Root-Cause Analysis and Explanation
DoWhy’s graphical causal model framework offers powerful tools for root cause analysis and explanation of observed effects by making use of the decomposition of nodes in a causal graph into single causal mechanisms.
Attribute Anomalies: Given anomalous observations (i.e., outliers), we can attribute them to the nodes that have caused them. The idea here is to ask the counterfactual question “If node x had behaved differently, would we still have observed the anomaly?”. The change in our target node quantifies how much a node contributes to the observed anomaly. To ensure a fair attribution, this needs to be estimated systematically for different combinations of changes in nodes.
Distribution Change Attribution: Given two data sets where the distribution has changed, we attribute the changes to the nodes in the graph that have caused the changes. Here, we first identify the data generating mechanisms of nodes that have changed and then attribute changes in distribution (e.g., with respect to a change in the variance or in KL divergence) to these mechanisms.

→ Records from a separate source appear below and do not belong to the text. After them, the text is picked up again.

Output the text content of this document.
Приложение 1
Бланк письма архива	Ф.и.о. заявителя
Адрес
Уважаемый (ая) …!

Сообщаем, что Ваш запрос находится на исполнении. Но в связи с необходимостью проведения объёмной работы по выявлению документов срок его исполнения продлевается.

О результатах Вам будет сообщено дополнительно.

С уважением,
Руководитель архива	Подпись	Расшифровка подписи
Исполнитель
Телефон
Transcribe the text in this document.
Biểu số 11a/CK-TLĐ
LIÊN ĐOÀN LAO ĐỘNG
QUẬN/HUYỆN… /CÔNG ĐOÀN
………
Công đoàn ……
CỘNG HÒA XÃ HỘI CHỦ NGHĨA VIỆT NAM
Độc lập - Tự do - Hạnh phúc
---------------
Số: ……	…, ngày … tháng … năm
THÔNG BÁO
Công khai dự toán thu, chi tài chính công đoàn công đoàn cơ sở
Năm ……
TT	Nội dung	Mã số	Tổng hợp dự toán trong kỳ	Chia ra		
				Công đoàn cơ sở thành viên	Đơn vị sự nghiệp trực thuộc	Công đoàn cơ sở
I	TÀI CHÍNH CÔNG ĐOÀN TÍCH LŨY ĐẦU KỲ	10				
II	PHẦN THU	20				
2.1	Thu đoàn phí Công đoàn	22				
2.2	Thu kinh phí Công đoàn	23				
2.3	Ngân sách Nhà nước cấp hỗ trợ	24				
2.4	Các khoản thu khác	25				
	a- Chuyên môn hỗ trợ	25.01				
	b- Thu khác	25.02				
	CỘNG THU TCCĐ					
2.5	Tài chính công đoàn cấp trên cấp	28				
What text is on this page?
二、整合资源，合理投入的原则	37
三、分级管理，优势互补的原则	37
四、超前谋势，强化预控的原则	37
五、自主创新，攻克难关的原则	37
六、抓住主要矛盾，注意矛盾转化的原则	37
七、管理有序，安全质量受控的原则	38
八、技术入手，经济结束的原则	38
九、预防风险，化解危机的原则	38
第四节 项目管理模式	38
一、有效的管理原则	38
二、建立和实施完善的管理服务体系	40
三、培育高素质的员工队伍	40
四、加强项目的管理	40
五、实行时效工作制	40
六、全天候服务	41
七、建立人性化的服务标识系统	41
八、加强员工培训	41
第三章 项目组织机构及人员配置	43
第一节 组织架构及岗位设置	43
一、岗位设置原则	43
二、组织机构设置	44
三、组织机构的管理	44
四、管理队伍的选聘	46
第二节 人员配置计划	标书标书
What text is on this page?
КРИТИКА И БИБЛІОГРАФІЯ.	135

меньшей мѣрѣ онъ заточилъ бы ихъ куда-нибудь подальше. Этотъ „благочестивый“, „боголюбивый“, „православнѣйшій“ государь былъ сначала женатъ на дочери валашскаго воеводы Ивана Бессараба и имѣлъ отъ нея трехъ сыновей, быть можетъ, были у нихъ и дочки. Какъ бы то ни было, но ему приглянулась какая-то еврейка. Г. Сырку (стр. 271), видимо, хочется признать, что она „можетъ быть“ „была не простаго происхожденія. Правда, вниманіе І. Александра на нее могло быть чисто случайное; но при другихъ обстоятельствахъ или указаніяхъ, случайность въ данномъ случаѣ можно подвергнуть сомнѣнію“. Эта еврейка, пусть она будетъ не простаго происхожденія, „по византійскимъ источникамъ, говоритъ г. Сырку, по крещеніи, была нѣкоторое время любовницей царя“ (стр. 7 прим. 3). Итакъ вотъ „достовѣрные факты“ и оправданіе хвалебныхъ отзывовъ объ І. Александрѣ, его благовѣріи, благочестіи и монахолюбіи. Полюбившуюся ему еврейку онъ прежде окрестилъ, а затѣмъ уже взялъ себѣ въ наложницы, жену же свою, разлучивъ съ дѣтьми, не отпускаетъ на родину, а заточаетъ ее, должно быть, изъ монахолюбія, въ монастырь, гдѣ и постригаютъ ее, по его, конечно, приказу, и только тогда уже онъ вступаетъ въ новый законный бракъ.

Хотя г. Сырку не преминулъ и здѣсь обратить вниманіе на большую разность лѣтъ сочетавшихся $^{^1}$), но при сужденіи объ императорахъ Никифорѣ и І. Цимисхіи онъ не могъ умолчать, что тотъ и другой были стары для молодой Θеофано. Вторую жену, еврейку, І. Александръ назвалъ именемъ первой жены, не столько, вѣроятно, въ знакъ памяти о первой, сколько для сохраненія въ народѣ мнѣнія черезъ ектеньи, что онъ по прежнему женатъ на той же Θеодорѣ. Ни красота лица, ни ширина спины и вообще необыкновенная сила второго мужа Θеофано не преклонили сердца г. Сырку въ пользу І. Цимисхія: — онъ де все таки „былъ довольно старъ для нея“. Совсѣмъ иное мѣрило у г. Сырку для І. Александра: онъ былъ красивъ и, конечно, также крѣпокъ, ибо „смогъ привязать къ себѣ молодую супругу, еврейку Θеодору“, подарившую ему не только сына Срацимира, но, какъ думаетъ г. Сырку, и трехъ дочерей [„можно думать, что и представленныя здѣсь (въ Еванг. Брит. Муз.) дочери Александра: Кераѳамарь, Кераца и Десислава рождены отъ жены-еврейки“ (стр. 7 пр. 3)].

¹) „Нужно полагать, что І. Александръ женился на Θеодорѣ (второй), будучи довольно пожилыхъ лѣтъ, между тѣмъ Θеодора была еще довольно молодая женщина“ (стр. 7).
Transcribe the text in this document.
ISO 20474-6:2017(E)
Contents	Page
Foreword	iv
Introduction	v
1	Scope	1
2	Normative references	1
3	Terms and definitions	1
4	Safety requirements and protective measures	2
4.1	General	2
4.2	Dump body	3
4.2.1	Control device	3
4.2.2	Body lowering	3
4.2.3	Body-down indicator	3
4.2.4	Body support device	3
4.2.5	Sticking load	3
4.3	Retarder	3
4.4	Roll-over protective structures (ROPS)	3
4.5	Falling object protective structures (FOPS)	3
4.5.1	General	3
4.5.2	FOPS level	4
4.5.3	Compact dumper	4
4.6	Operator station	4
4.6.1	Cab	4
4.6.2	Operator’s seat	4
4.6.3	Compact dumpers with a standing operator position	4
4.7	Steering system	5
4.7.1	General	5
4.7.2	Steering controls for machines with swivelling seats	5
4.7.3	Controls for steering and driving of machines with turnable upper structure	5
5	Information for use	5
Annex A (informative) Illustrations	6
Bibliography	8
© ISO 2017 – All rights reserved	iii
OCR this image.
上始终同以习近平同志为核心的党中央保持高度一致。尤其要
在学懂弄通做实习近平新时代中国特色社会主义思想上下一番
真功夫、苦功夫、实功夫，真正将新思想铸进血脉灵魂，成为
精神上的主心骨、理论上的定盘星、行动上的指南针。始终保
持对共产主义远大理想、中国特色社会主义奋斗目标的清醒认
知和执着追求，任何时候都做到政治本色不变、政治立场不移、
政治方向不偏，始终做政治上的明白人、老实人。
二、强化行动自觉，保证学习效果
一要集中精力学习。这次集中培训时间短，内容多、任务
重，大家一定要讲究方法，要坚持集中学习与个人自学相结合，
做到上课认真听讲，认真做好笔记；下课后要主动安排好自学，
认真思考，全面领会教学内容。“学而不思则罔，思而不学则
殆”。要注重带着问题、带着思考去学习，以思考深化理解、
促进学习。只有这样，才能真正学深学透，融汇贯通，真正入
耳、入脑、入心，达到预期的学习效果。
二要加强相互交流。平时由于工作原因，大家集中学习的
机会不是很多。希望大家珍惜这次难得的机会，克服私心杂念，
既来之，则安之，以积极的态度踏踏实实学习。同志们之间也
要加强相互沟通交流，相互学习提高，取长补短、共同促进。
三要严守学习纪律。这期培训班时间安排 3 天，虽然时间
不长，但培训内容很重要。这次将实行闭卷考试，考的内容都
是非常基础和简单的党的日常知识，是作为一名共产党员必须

Feature Relevance: Here, we address the question of how relevant a feature is for a model. Popular packages like SHAP address this question by defining a certain set function and estimating the Shapley value for each input feature. In our case, we do something similar, but also incorporate the probabilistic nature of a causal mechanism. That is, we also incorporate the noise that influences a variable. By this, we can compute the relevance of inputs, but can also incorporate the unexplainable part represented by the noise. Furthermore, the Shapley value estimator in DoWhy offers a flexible way to define a customized set function.